И услышала: «Молодец!» Или мне послышалось. Я опустила руки, Джонни мгновенно исчез, а я почувствовала под ногами дно, и стала выбираться на каменистый берег под непрестанный истерический крик Бартоша, но до меня доходили только отдельные слова; он кричал почему-то про каких-то сепаратистов, я, естественно, не обращала ни малейшего внимания, потому что у меня была единственная задача – выбраться на берег, взобраться по достаточно крутому подъему и скрыться в лесу. Я уже даже приглядела подходящее местечко: среди камней виднелось нечто вроде тропинки, и я всем своим существом стремилась туда. Вылезла я из воды недалеко от намеченной тропинки, но сразу подниматься не получилось, совсем выбилась из сил, мне надо было хоть немного передохнуть, я рухнула около кромки воды и тяжело дышала.

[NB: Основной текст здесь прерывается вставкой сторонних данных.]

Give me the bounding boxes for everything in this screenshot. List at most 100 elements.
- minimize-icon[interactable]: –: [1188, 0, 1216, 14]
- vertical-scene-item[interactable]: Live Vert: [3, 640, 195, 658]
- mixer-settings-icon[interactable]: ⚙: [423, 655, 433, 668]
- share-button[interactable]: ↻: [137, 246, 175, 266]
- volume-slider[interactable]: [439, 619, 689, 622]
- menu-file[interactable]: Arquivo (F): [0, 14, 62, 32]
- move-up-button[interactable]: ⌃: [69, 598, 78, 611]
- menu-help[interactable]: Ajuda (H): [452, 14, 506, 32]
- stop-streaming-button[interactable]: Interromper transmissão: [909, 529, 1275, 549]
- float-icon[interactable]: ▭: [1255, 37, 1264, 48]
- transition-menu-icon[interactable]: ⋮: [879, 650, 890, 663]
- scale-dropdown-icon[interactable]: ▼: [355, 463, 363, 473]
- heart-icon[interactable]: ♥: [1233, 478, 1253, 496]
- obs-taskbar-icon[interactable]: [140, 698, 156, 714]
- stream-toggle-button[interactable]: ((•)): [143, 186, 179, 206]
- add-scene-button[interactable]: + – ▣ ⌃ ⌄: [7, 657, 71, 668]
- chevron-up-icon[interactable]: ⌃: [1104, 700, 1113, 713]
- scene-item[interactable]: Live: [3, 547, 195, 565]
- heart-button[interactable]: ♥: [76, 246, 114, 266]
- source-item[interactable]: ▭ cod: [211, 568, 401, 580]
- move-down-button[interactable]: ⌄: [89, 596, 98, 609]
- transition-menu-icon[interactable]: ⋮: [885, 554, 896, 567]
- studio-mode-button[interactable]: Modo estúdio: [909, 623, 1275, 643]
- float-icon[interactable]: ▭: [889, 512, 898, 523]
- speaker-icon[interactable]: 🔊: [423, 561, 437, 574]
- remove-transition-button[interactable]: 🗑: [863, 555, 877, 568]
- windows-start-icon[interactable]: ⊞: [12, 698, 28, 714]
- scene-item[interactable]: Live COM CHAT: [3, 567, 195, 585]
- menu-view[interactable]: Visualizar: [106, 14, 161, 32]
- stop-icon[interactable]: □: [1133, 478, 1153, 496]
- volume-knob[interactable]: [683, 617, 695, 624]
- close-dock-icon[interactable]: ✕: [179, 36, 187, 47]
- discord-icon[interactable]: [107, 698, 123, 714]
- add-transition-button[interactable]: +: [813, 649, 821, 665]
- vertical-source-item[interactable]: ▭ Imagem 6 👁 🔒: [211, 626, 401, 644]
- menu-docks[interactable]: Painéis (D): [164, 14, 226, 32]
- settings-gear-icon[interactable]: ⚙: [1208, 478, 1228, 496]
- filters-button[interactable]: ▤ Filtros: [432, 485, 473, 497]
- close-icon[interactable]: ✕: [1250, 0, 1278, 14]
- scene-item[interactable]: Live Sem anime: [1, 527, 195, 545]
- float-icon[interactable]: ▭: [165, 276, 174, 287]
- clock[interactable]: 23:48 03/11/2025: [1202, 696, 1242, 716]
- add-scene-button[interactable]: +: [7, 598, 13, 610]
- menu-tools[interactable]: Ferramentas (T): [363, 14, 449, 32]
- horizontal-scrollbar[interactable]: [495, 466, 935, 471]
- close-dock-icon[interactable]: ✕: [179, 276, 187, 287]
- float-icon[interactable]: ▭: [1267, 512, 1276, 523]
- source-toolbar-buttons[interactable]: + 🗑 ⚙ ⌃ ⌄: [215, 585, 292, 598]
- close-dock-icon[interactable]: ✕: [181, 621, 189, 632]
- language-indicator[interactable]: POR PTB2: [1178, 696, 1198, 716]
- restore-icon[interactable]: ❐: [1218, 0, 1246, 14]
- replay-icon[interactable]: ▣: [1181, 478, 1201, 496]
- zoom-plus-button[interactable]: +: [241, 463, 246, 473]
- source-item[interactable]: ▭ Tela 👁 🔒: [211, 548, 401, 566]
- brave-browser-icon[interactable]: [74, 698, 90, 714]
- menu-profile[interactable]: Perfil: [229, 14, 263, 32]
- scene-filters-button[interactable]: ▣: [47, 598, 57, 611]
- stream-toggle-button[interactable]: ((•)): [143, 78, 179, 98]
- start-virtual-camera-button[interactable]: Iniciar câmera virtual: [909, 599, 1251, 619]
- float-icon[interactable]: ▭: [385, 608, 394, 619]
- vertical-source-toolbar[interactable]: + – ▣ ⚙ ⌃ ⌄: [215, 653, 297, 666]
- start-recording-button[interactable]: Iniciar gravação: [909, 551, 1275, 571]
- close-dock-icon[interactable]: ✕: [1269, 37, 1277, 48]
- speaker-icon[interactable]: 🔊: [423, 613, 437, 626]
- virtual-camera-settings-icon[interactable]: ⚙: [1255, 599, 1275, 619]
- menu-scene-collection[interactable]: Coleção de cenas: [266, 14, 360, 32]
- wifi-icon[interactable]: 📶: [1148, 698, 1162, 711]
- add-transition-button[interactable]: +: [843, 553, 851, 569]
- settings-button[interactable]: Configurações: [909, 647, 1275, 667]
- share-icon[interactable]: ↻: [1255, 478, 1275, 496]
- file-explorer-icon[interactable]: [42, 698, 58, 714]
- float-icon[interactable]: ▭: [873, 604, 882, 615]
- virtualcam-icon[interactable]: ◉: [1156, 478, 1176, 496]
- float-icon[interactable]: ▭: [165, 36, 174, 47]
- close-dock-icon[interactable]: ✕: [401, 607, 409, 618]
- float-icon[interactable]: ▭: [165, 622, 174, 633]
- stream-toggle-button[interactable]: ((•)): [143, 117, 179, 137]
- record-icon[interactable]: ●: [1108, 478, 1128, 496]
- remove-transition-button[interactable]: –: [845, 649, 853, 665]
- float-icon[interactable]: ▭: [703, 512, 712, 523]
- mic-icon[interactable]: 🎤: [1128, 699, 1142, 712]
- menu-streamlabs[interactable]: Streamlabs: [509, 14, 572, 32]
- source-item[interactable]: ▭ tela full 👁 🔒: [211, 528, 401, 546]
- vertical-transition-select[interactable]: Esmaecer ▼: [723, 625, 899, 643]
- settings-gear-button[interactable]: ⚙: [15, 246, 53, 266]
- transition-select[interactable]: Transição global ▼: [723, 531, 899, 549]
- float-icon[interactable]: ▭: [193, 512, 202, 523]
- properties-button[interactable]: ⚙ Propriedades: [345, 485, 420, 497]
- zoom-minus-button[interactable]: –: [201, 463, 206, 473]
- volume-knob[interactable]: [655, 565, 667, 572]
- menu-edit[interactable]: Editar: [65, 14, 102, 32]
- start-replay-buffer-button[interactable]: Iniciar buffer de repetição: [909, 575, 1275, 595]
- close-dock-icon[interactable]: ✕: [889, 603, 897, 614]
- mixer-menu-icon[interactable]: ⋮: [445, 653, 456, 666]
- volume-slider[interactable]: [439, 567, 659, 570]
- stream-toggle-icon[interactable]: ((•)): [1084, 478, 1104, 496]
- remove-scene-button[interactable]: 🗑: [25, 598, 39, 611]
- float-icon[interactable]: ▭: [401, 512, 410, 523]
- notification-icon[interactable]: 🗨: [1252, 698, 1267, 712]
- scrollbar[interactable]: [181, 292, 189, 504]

Вертолеты гудели. Крики Бартоша перемешивались с какими-то призывами корундосов, которые тоже почему-то решили выйти в эфир. В общем, сумасшедший дом. А я лежала на берегу и говорила себе: «Сейчас встану и полезу наверх, вот еще немного полежу и встану».
И вдруг началась война. С утеса стали бабахать какие-то пушки. Я завизжала, совершенно обезумев от страха. Полицейские вертолеты отвечали пушкам летящим огнем. Земля подо мной дрожала, все было в дыму, и грохот стоял страшный. Я не оказалась смельчаком и, закрыв голову руками, с зажмуренными глазами только бессмысленно кричала:
– А-а-а!
На меня сыпались камни, было очень больно, и мелькнула мысль: это конец. И это действительно был конец – что-то с невероятной силой ударило меня по затылку. Под закрытыми веками полыхнул режущий оранжевый свет, отозвавшийся невыносимой болью во всем теле, от которой я не могла вздохнуть; потом свет стал тускнеть и заволакиваться постепенно усиливающейся чернотой. Я сказала себе: «Все, умираю» – и чернота стала абсолютной.
Потом чернота сменилась картинкой: какие-то люди несли меня по тропическому лесу, люди эти были страшные и злые, и я поняла, что они несут меня в ад. Боль во всем теле была такой всепоглощающей, что я заплакала, представив себе, что теперь так будет всегда.
Потом снова чернота, из которой я выныривала, чтобы увидеть очередную картинку – меня везли в каком-то автомобиле. Я подумала, что ад, видимо, не очень близко и что же ждет меня там, если уже сейчас так невыносимо больно и страшно. Мелькнула дикая мысль: нельзя ли сбежать? И сразу передо мной возникла большая бетонная труба, вроде тех, которые прокладывают для теплоцентралей. И я поползла по этой трубе, в конце которой виднелся легкий свет. Меня никто не преследовал, только боль. Я ползла на четвереньках и выла, реально ощущая ладонями и коленями шершавость бетона. Труба была бесконечной, но я все ползла и ползла; стремилась к свету, потому что знала: там – мое избавление.